George Takei: Internment, America’s Great Mistake

Every year since the late 1960s, on the last Saturday in April, there has been a pilgrimage to a place called Manzanar, California, where one of the 10 boarding camps in the United States was once. The annual trips began as a way to remember the Japanese-Americans who were incarcerated during the Second World War and mark a dark chapter in our history. The pilgrimage includes the old elderly internees and their families, as well as the neighbors of the site, school children and, since 9/11, American Muslims, who see parallels between what happened and today.



Great Mistake


Manzanar is the best known of the camps, as it has often made the news during the war because of unrest, strikes and even deaths. At its peak, the camp welcomed more than 10,000 Japanese-Americans inside their barbed wire. Most of them came from Los Angeles, about 230 miles to the south. A large majority were also US citizens, detained without charge or trial for years, for the crime of resembling people who had bombed Pearl Harbor.

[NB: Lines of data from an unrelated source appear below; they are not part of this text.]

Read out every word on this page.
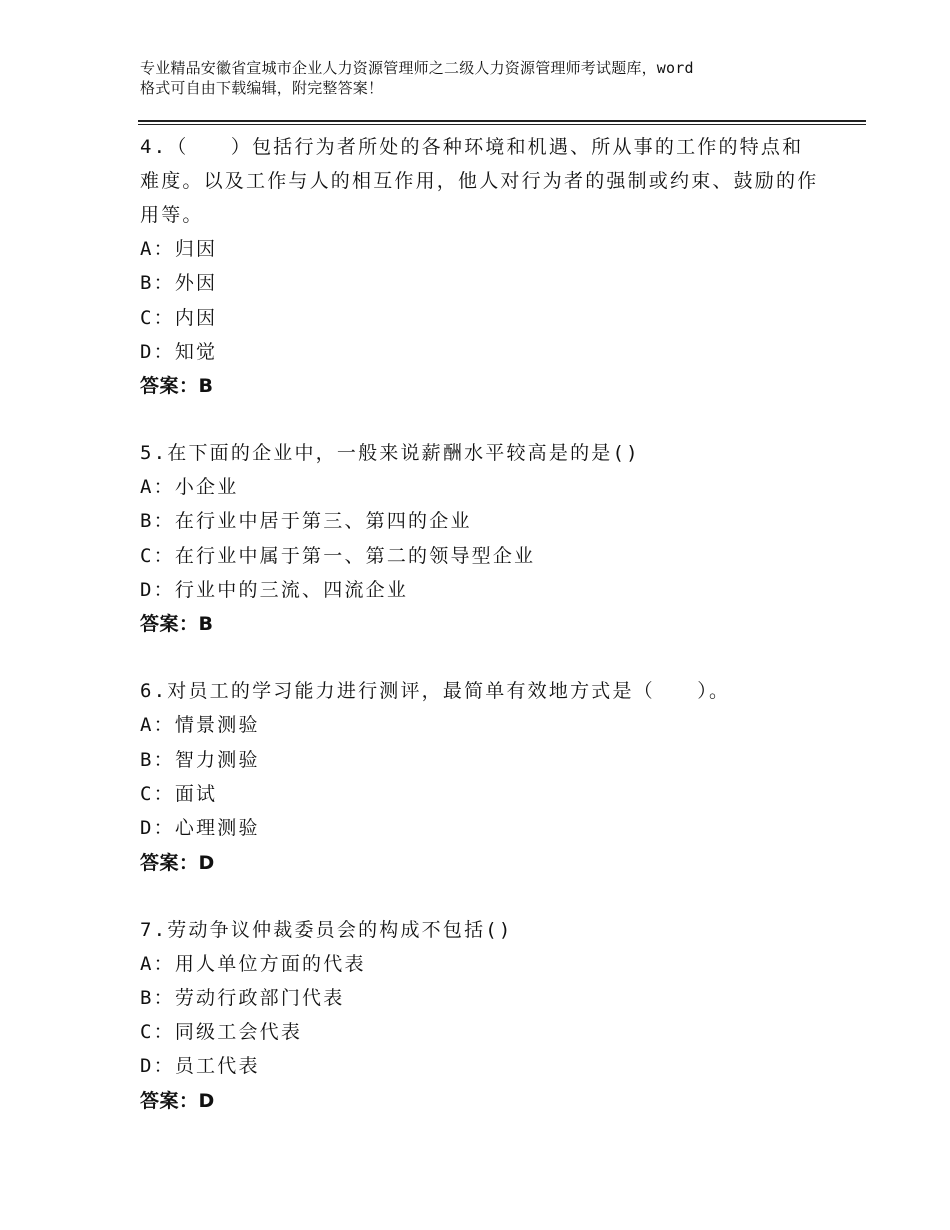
专业精品安徽省宣城市企业人力资源管理师之二级人力资源管理师考试题库，word
格式可自由下载编辑，附完整答案！

4.（　　）包括行为者所处的各种环境和机遇、所从事的工作的特点和难度。以及工作与人的相互作用，他人对行为者的强制或约束、鼓励的作用等。

A：归因
B：外因
C：内因
D：知觉

答案：B

5.在下面的企业中，一般来说薪酬水平较高是的是()

A：小企业
B：在行业中居于第三、第四的企业
C：在行业中属于第一、第二的领导型企业
D：行业中的三流、四流企业

答案：B

6.对员工的学习能力进行测评，最简单有效地方式是（　　）。

A：情景测验
B：智力测验
C：面试
D：心理测验

答案：D

7.劳动争议仲裁委员会的构成不包括()

A：用人单位方面的代表
B：劳动行政部门代表
C：同级工会代表
D：员工代表

答案：D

Manzanar is now a national historic site thanks to the work of Sue Kunitomi Embrey and the Manzanar Committee, which has been lobbying for decades for the designation. I have often visited it, but my personal pilgrimages have been in two other camps that have already held my family and me. One is in Rohwer, Arkansas, in what was then a foul and uninhabitable swamp, and the other is in the cold and desolate trash of Tule Lake, California. It was the hardest camp, with over 18,500 detainees behind three layers of barbed wire, wire fencing and tanks patrolling the perimeter.

I was 5 years old at the beginning of our internment in Arkansas. I remember every morning the school reciting the Pledge of Allegiance, my eyes on the stars and the stripes of the flag, but at the same time I could see through the window the barbed wire and the sentry towers where the Guards kept firearms trained to us.

I was 7 years old when we were transferred to another camp for "disloals". The only crime of my mother and father, on principle, refused to sign a commitment of fidelity promulgated by the government. The authorities had already taken my parents' home on Garnet Street in Los Angeles, their dry cleaning business both prosperous and finally their freedom. Now they wanted them to humble themselves; It was an indignity too far.